Malorie(74)



“It’s going to be okay,” Malorie says again. It’s all she can say. For all the preparations and hard work, for all the surviving she’s done, she has no better words for her daughter at this time.

She’s shaking.

But she tries. Because when they get to this crowd of people, when they finally reach the heart of Indian River, she’s going to need her wits.

They’re here for Tom.

“Up again,” Olympia says. “Onto the sidewalk.”

Her daughter guides her serpentine, and Malorie knows it’s because they’re avoiding the dead. How many have scissors in their chests? How many are surrounded by puddles of blood?

The crowd is more emphatic now. The woman’s voice through the megaphone. They sound hungry for whatever’s about to happen.

What’s about to happen?

Malorie can’t make out the words. Her mind is barely able to keep these elements together: the dead, a crowd, Gary, this town, her son.

Indian River is everything she is not and has never been.

People laugh. An eruption of genuine laughter. People jeer…a joke? The voice again. Riling up the crowd. Do the people wear folds?

Is everyone in Indian River out of their fucking minds?

“Stop,” Olympia says.

She pulls Malorie to the side of a building.

“What is it?” Malorie asks, shocked by the calm in her own voice.
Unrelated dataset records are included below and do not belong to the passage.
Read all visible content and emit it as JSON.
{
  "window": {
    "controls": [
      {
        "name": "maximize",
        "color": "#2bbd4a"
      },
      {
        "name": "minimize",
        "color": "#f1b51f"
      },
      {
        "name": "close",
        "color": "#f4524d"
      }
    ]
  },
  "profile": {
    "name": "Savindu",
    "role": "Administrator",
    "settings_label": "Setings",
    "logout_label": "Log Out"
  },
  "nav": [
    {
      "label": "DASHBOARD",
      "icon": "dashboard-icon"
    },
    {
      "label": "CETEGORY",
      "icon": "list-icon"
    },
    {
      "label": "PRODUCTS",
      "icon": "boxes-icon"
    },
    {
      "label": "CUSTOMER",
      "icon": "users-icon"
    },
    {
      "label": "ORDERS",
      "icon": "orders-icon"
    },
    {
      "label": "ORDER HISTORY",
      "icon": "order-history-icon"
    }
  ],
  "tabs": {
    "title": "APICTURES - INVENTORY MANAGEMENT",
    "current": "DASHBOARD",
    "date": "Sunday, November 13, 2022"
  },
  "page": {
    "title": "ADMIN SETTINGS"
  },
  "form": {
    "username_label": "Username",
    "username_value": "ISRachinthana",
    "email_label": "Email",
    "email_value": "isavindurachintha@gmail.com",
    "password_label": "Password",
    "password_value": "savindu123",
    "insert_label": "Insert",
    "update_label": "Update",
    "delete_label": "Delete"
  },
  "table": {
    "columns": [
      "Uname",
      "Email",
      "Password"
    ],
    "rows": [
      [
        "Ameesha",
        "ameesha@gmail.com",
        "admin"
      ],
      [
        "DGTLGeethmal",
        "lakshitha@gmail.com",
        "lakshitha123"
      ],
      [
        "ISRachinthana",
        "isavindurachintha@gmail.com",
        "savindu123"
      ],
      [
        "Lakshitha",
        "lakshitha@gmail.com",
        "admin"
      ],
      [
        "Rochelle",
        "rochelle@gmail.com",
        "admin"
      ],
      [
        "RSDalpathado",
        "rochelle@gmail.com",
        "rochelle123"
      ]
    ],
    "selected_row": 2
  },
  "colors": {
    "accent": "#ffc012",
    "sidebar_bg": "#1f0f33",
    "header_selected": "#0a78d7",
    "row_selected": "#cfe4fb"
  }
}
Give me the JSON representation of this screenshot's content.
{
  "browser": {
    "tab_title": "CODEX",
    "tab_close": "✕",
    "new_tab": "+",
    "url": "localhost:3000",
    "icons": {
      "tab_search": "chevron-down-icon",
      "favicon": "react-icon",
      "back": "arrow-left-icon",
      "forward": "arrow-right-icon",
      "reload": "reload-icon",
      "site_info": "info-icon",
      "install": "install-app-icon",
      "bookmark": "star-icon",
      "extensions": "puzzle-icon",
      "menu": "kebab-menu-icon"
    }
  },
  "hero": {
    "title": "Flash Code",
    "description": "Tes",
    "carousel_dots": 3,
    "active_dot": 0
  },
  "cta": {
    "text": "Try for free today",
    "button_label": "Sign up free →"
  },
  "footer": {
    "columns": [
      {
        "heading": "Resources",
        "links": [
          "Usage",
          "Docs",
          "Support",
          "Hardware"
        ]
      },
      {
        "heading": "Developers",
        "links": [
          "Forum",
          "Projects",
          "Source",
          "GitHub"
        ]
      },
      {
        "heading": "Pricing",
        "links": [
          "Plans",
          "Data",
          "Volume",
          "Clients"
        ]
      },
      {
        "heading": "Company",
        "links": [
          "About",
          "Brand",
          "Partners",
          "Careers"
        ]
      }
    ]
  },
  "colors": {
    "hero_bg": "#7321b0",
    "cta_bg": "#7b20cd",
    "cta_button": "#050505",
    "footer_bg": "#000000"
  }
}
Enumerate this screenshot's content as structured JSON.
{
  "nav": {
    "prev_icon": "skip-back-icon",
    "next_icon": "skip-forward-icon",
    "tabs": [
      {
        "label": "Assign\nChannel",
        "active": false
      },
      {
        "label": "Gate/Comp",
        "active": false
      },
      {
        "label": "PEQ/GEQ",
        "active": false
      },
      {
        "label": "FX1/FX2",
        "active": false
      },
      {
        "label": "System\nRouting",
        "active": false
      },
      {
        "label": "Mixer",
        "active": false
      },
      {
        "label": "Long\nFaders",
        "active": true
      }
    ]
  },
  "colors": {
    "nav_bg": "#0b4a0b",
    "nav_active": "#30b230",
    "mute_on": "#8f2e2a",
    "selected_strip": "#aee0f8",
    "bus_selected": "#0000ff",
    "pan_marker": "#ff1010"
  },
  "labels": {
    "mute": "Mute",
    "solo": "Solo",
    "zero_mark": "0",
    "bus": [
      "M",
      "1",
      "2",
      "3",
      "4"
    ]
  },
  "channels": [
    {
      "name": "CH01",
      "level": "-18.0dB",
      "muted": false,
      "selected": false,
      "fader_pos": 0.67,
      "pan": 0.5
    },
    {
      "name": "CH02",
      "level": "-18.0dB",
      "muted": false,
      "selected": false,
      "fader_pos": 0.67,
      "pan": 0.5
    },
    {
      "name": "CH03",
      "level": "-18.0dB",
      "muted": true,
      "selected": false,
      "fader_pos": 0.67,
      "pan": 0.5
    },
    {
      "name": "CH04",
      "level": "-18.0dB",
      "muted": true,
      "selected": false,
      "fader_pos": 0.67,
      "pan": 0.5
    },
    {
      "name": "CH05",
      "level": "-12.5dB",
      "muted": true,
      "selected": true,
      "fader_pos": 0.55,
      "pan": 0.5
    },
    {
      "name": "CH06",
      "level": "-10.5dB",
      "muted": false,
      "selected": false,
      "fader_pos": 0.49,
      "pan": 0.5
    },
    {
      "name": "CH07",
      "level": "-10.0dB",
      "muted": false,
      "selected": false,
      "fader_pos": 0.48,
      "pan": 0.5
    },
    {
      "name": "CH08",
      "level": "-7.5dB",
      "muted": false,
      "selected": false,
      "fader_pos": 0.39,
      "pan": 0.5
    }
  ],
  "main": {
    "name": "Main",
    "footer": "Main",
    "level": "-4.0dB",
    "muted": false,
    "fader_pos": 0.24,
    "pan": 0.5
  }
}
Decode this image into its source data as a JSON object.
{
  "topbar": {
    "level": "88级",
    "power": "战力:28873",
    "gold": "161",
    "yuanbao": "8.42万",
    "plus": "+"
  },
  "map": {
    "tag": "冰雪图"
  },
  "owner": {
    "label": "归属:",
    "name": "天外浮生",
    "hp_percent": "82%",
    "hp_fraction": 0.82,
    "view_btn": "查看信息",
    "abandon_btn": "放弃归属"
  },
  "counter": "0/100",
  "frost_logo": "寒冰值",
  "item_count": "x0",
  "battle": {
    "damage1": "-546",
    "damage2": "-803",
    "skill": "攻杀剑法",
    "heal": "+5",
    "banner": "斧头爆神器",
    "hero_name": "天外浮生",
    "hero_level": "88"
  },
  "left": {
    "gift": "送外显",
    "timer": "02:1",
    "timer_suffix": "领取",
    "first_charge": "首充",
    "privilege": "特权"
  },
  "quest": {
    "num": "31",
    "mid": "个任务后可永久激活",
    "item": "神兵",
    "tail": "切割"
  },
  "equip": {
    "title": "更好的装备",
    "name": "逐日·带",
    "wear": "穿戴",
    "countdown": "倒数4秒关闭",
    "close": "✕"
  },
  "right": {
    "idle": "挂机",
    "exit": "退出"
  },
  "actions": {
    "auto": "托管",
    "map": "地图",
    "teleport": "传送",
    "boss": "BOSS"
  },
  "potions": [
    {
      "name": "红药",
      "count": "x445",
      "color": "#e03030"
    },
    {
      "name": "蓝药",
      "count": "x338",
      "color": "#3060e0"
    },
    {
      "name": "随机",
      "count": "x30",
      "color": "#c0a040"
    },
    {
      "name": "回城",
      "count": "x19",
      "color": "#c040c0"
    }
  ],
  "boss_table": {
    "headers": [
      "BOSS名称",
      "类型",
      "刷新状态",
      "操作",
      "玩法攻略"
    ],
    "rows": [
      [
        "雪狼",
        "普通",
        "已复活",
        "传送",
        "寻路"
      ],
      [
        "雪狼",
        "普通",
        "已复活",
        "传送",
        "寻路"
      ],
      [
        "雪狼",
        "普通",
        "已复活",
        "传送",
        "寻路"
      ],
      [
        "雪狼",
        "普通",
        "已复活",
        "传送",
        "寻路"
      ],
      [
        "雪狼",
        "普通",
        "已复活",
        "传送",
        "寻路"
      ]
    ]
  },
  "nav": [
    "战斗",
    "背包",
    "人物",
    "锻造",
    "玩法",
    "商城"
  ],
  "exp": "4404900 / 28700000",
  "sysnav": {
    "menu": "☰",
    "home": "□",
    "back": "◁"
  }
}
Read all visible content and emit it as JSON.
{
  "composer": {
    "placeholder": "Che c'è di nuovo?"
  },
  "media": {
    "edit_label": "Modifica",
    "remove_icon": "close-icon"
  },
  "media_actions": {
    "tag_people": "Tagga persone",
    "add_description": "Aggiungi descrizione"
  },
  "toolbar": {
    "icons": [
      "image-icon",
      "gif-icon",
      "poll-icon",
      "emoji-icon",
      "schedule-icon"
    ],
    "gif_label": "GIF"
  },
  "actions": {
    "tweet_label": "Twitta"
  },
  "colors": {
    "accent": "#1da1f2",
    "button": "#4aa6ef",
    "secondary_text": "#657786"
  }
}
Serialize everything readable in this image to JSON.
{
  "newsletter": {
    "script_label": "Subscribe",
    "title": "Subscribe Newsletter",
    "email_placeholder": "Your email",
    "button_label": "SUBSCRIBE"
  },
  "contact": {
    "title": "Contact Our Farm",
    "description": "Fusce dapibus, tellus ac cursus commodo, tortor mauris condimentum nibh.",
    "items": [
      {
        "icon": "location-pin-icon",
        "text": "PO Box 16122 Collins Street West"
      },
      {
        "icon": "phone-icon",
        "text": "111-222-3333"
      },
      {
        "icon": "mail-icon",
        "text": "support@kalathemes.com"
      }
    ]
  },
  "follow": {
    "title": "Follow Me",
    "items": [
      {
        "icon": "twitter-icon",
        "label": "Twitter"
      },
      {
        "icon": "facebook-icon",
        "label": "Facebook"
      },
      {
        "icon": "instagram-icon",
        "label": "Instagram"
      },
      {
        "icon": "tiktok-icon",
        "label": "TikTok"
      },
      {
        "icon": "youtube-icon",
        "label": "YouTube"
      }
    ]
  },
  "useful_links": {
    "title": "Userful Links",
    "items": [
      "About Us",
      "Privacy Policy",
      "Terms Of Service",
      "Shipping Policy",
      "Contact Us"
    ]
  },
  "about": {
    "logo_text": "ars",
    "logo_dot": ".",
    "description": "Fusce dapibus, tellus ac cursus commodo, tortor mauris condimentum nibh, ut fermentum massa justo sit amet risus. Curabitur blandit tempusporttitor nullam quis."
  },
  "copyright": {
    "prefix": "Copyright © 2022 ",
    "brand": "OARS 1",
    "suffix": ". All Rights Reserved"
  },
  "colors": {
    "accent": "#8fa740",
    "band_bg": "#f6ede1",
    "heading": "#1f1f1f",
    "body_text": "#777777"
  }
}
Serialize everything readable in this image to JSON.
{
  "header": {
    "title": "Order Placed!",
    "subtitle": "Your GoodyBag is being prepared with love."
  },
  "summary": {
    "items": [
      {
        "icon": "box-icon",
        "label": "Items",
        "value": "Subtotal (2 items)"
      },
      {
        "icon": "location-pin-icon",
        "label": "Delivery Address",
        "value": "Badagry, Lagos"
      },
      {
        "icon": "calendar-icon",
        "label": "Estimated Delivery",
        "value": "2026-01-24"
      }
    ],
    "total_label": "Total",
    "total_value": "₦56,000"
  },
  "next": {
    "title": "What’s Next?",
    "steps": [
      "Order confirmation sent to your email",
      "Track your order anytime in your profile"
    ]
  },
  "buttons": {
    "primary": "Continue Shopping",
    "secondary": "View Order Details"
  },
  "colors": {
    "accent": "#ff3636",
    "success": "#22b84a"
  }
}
A calm she does not feel.

“So…Okay. So…”

“What is it?”

“It’s a park in the center of town. And a lot of people are in the park. Blindfolded.”

“Calm down, Olympia. We’re going to get your brother. We can do this.”

“Okay. And…and there’s a stage. Flags. Banners.”

Malorie’s heart breaks before Olympia says the words.

“And Tom’s on the stage,” Olympia says. “He’s standing next to…a mirror.”

The words feel plucked from Malorie’s personal darkness. As if they are made of the dark itself.

“Is he blindfolded?”

She didn’t mean to yell it.

“I can’t tell.”

“You what?”

“Mom, I can’t tell…”

“Okay we need to—”

“There’s a creature on the lawn in front of the stage. I don’t know how to explain this, Mom. Like it’s…waiting to see what happens.”

Malorie is already moving before Olympia finishes.

She doesn’t grab her daughter by the wrist, doesn’t want her to follow. She doesn’t attempt to look strong, to appear dangerous, to threaten. She only walks, arms out, stabilizing herself, readying herself for a curb, a gradation, a hill, a body.

People clap around her. People call out. Someone yells something about breaking through. Someone praises God. So many voices. Hysterical, absurd, convinced.

“TOM!”

Malorie yells his name but others are doing it, too.

Calling for Tom.

Tom on a stage, a creature in the crowd.

“TOM!”

She knows he can hear her. She knows he could’ve heard them at the gates of town if he’d wanted to listen that far.

So many people. Infinite voices.

“TOM!”

She trips on what feels like a curb, almost falls, rights herself.

Someone says something about freedom.

“TOM!”

Like she’s calling out to Tom the man, telling him to get up into the attic, don’t stay downstairs where Gary…Gary…Gary…

“Malorie.”

A voice, at her side. At her ear.

“Get away from me!”

She shoves him. Kicks the open air.

Then, a sea of people. Chants. Cheers.

“Malorie,” Gary says (she knows it’s him, it’s always been him, behind the fold with her, always, forever), “Tom doesn’t want you here. Tom is growing up now. Right now.”

“TOM!”

She shoves but can’t find him. She kicks but he’s not there.

“He’s looking at one right now,” Gary says. “It’s incredible, Malorie. Looking through a device of his own making.”

Malorie moves fast, too fast, swings at Gary, misses, as the voice of the one she believes to be Athena Hantz speaks through the megaphone, tells the people of Indian River that Tom is looking at the creature, that he and the creature look at each other right now.

“TOM!”

But Malorie is falling. As Gary’s laughter is swallowed by a burst of unbridled cheer from the people around her.

And from the stage…suddenly, softly, somehow heard by Malorie as she hits the ground.

“Mom?”

Tom.

He’s heard her.

And he sounds…

“Sane,” she says, planting her palms on the grass, getting to her knees. Her elbows shake, her wrists shake, her entire body rumbles with the horror of her son gone mad and the unfathomable possibility that he hasn’t.

“Mom?” he says. Then, “Malorie!”

Malorie is up. But the crowd is too loud. She’s losing track of him in a wash of lazy, dangerous strangers.

Someone is at her by the elbow, forcing her back the way she came.